Thank goodness I am a relentless, admittedly delusional (what of reality isn't), optimist. I asked myself, swimming in those thoughts, which really kinda hurt my own feelings to think and made me feel like throwing myself to the undertow, I asked myself what I really wanted. And I said, "to be complimented on my dancing by a fellow dancer".
Today I had the distinct honor of auditioning for Twila Tharp, a woman who has done for modern dance what Savion Glover has done for tap. A choreographer that university students study in text books.
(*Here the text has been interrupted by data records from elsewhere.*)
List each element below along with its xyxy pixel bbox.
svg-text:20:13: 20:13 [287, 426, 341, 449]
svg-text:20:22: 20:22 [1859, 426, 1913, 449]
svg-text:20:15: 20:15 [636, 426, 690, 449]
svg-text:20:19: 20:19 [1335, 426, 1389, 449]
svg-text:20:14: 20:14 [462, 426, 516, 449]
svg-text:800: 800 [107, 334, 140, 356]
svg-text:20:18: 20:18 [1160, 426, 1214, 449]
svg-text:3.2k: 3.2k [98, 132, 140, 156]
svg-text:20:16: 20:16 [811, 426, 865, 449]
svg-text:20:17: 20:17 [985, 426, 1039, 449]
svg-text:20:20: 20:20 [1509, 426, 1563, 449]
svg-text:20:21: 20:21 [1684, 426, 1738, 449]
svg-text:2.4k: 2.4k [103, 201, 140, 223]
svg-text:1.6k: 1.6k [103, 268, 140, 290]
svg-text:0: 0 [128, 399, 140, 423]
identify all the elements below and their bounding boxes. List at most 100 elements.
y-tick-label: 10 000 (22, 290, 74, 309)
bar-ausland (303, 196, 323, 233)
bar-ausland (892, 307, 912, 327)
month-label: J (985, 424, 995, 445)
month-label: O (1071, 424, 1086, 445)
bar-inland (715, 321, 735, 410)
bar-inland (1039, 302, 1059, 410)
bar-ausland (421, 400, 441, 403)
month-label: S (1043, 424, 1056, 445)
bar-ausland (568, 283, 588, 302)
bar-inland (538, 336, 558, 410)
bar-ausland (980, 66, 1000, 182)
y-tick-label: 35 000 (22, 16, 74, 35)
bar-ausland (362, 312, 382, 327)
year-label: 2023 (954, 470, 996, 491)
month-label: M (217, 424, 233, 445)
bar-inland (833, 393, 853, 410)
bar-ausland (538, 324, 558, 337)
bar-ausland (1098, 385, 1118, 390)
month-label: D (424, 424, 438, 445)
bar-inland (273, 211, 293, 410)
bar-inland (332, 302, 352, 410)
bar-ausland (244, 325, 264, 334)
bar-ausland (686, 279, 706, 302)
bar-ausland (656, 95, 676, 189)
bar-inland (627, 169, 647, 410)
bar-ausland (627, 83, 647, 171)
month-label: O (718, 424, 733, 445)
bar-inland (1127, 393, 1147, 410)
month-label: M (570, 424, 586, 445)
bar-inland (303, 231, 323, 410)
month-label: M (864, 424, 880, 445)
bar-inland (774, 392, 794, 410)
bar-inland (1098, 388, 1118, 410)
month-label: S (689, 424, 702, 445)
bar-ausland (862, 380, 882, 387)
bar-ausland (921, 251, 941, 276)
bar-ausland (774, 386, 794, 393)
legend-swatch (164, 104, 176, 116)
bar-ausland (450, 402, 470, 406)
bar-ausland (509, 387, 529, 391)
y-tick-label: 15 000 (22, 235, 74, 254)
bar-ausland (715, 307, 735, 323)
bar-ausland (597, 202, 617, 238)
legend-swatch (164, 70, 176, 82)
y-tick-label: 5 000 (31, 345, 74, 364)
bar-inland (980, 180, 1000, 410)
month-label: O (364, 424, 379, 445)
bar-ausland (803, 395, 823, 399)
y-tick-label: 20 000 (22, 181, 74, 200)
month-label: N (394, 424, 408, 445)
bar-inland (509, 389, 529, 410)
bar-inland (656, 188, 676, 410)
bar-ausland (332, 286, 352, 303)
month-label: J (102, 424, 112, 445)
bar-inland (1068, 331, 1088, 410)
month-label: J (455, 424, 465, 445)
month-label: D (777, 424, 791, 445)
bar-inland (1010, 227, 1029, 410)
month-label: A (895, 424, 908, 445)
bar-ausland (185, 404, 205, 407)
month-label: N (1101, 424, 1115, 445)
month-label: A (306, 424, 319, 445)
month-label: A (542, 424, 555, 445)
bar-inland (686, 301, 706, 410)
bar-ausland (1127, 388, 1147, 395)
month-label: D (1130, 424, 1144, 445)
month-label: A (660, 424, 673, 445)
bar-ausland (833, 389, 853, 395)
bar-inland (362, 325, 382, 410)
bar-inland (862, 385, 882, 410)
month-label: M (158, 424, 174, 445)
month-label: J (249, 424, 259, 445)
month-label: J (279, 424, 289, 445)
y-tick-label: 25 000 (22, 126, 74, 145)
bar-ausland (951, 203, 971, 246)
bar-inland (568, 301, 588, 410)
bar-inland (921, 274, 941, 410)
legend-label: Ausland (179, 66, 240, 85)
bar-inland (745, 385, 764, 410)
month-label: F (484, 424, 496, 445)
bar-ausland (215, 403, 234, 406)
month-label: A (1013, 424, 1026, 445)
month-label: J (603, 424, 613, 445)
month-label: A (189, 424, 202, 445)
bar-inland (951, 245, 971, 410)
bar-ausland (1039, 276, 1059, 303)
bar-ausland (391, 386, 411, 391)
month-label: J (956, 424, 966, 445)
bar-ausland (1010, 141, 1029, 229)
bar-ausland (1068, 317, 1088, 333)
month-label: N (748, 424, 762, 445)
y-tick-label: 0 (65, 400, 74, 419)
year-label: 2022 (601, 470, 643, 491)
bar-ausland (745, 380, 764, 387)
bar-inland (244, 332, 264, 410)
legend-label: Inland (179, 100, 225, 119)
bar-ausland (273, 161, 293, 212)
And after the audition she pulled me aside to tell me that she'd really like to work with me and ask if she could keep me on file. Then she looked me in the eyes with intention, possibly to make sure I was getting what she was offering, and then Twila Tharp said to me, "Tonya, you are a beautiful dancer. I love to watch you dance."
Those words meant the world to me.
Thank you, Universe. I will continue.
Well Timed Words
Hollywood, CA
Hollywood, CA
February 21, 2006






2 Comments:
What a beautiful gift!
Thirty years ago and running, I used to scour the NY Times Arts & Leisure for ANY news of Twyla Tharp and Judith Jamison. Already, they have touched generations.
I had no idea I would ever meet this choreographer, let alone get to dance for her. And she was so sure, so grounded, so ... there. Just what one would expect, but surreal when the name is a woman with beautiful words eliciting from her mouth right in front of you!